I have a website full of three-columned tables that I would like to 'strip' of their outer columns, leaving just the centre one (to be later transformed into a variable for insertion into a php template) - but I can's seem to come up with a working regex that will select only tables with three columns - as there are sometimes several tables in a page - all I could come up with selects 'across' tables. I've tried negative/positive lookahead, everything.
The biggest problem with this sort of search/replace is the line beaks and unpredictable characters that have to be captured between <td></td> tags - everything I come up with will select 'across' <tr> and <table> tags. Can anyone help?

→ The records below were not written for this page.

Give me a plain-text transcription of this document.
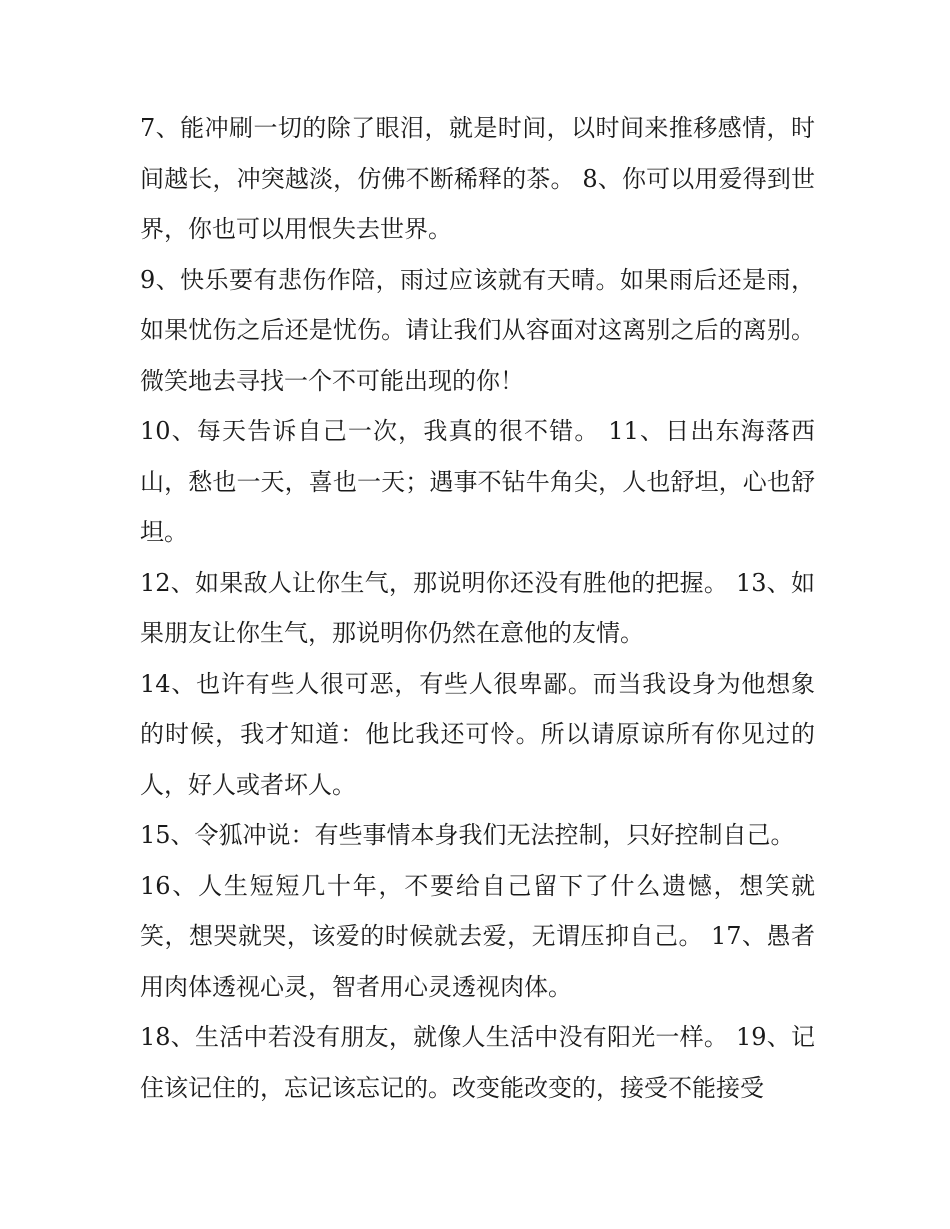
7、能冲刷一切的除了眼泪，就是时间，以时间来推移感情，时间越长，冲突越淡，仿佛不断稀释的茶。 8、你可以用爱得到世界，你也可以用恨失去世界。

9、快乐要有悲伤作陪，雨过应该就有天晴。如果雨后还是雨，如果忧伤之后还是忧伤。请让我们从容面对这离别之后的离别。微笑地去寻找一个不可能出现的你！

10、每天告诉自己一次，我真的很不错。 11、日出东海落西山，愁也一天，喜也一天；遇事不钻牛角尖，人也舒坦，心也舒坦。

12、如果敌人让你生气，那说明你还没有胜他的把握。 13、如果朋友让你生气，那说明你仍然在意他的友情。

14、也许有些人很可恶，有些人很卑鄙。而当我设身为他想象的时候，我才知道：他比我还可怜。所以请原谅所有你见过的人，好人或者坏人。

15、令狐冲说：有些事情本身我们无法控制，只好控制自己。

16、人生短短几十年，不要给自己留下了什么遗憾，想笑就笑，想哭就哭，该爱的时候就去爱，无谓压抑自己。 17、愚者用肉体透视心灵，智者用心灵透视肉体。

18、生活中若没有朋友，就像人生活中没有阳光一样。 19、记住该记住的，忘记该忘记的。改变能改变的，接受不能接受
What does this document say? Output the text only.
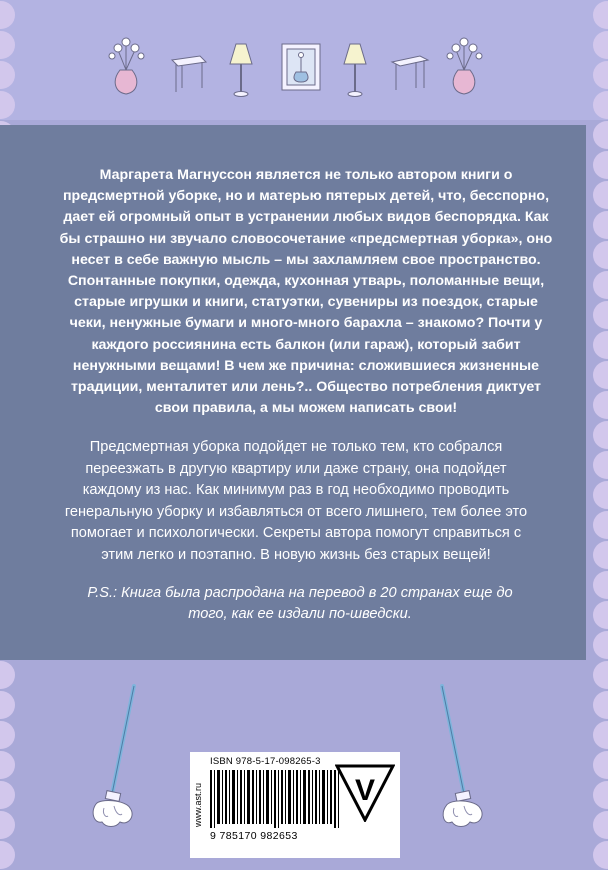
Маргарета Магнуссон является не только автором книги о предсмертной уборке, но и матерью пятерых детей, что, бесспорно, дает ей огромный опыт в устранении любых видов беспорядка. Как бы страшно ни звучало словосочетание «предсмертная уборка», оно несет в себе важную мысль – мы захламляем свое пространство. Спонтанные покупки, одежда, кухонная утварь, поломанные вещи, старые игрушки и книги, статуэтки, сувениры из поездок, старые чеки, ненужные бумаги и много-много барахла – знакомо? Почти у каждого россиянина есть балкон (или гараж), который забит ненужными вещами! В чем же причина: сложившиеся жизненные традиции, менталитет или лень?.. Общество потребления диктует свои правила, а мы можем написать свои!

Предсмертная уборка подойдет не только тем, кто собрался переезжать в другую квартиру или даже страну, она подойдет каждому из нас. Как минимум раз в год необходимо проводить генеральную уборку и избавляться от всего лишнего, тем более это помогает и психологически. Секреты автора помогут справиться с этим легко и поэтапно. В новую жизнь без старых вещей!

P.S.: Книга была распродана на перевод в 20 странах еще до того, как ее издали по-шведски.

www.ast.ru
ISBN 978-5-17-098265-3
9 785170 982653
V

Thanks in advance.
<table>You are trying to grab the bolded portions?
<tr><td>R1C1</td><td>Row1Column2</td><td>R1C3</td></tr>
<tr><td>R2C1</td><td>Row2Column2</td><td>R2C3</td></tr>
<tr><td>R3C1</td><td>Row3Column2</td><td>R3C3</td></tr>
</table>
<table>
<tr><td>R1C1</td><td>R1C2</td><td>R1C3</td><td>R1C4</td></tr>
<tr><td>R2C1</td><td>R2C2</td><td>R2C3</td><td>R2C4</td></tr>
<tr><td>R3C1</td><td>R3C2</td><td>R3C3</td><td>R3C4</td></tr>
</table>
Atually, it's simpler:
<table>
<tr><td>T1C1</td><td>Table1Column2</td><td>T1C3</td></tr>
</table>
<table>
<tr><td>T1C1</td><td>Table2Column2</td><td>T1C3</td></tr>
</table>
<table>
<tr><td>T1C1</td><td>Table3Column2</td><td>T1C3</td></tr>
</table>
...and the central column's content is varied and full of other 'tagged' input (text, images and comments) and carriage returns.
[search.cpan.org...]
or
[search.cpan.org...]
might be the ticket.
Or you can try and use a regexp but you may have no hair left at all before you figure out a reliable way to parse html using a regexp.
Extracting the data from the table could be a solution for sure - but I do have a few hairs left.
All this is to the goal of preparing the content for insertion into a new php skin - so I wanted the centre column to retain its formatting (img, style tags) but as a unique table - which eventually would be stripped as well. The problem for now is 'frame and isolate'. Already cleaning the 1995-era html was a chore : P
If someone does find this stickler through pure regex (without the above). Hats off - every hat I own!
Thanks for all your input - I'll be checking back : )